4 fresh frozen cadavers were selected. The popliteus tendon was injected with contrast dye and a CT-scan was performed from full extension to full flexion with increments of 20°. Afterwards a total knee arthroplasty (TKA) was performed. Each cadaver received either a normal-sized, oversized, undersized or mobile bearing prosthesis. After TKA the limb was scanned again using the same protocol as before. 3D-reconstructions were created using Materialise Mimics software. These 3D-models were then imported into custom made Matlab software to measure and compare the deviation of the popliteus tendon before and after TKA.

Results

TKA resulted in significant postero-lateral displacement of the tendon from full extension to 100° flexion in both normal- and oversized prosthesis.
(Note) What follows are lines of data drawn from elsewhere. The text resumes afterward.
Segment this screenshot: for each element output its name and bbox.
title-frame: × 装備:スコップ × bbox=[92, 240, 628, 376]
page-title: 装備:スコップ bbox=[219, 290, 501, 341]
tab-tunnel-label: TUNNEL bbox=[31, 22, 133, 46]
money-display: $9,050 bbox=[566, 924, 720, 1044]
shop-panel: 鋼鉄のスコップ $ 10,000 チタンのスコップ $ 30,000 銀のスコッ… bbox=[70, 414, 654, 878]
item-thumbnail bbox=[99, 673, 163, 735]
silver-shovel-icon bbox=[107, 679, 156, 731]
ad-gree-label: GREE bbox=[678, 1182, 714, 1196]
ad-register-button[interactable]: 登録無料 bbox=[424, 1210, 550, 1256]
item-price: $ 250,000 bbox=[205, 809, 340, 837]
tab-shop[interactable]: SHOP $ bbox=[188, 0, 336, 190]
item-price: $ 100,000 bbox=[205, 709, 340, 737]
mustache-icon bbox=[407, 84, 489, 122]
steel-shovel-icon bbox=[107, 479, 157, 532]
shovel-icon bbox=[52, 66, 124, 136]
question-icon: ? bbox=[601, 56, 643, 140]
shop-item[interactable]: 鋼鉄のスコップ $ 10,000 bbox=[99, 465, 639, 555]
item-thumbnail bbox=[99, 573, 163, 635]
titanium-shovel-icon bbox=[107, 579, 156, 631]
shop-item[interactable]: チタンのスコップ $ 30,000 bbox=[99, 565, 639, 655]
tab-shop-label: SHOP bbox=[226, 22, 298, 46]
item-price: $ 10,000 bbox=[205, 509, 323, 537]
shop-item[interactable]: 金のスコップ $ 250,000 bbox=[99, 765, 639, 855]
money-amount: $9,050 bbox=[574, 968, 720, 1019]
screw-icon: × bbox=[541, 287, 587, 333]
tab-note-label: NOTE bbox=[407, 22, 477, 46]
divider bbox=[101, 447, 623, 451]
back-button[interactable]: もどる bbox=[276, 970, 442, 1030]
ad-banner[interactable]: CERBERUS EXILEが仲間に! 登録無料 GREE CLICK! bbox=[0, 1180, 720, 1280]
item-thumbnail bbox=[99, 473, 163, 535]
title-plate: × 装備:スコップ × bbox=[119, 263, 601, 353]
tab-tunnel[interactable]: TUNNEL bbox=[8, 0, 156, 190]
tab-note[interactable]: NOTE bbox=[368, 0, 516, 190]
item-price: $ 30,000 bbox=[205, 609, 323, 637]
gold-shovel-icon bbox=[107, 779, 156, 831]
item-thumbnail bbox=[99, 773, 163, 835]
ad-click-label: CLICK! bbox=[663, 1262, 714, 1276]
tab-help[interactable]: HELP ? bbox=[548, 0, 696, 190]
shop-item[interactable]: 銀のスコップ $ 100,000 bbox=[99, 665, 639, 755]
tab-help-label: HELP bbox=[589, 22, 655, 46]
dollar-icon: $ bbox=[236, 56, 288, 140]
In normal-sized prosthesis in full extension the mean posterior deviation was 6.2 mm (SD: 1.2). For oversized prosthesis the mean posterior deviation was 16.7mm (SD: 0.6). For the undersized prosthesis mean posterior deviation was −0.8mm (SD: 0.3). Finally for the mobile bearing prosthesis mean posterior deviation was −3.1mm (SD: 1.3).

Conclusions

To our knowledge, this is the first investigation which analyses the relationships between implants and soft tissues after TKA. The main finding is that surgeons must approach sizing in terms of volume rather than in terms of surface. The current study seems to indicate that it may be advantageous to aim at undersizing implants, both in the mediolateral dimension and in the anteroposterior dimension.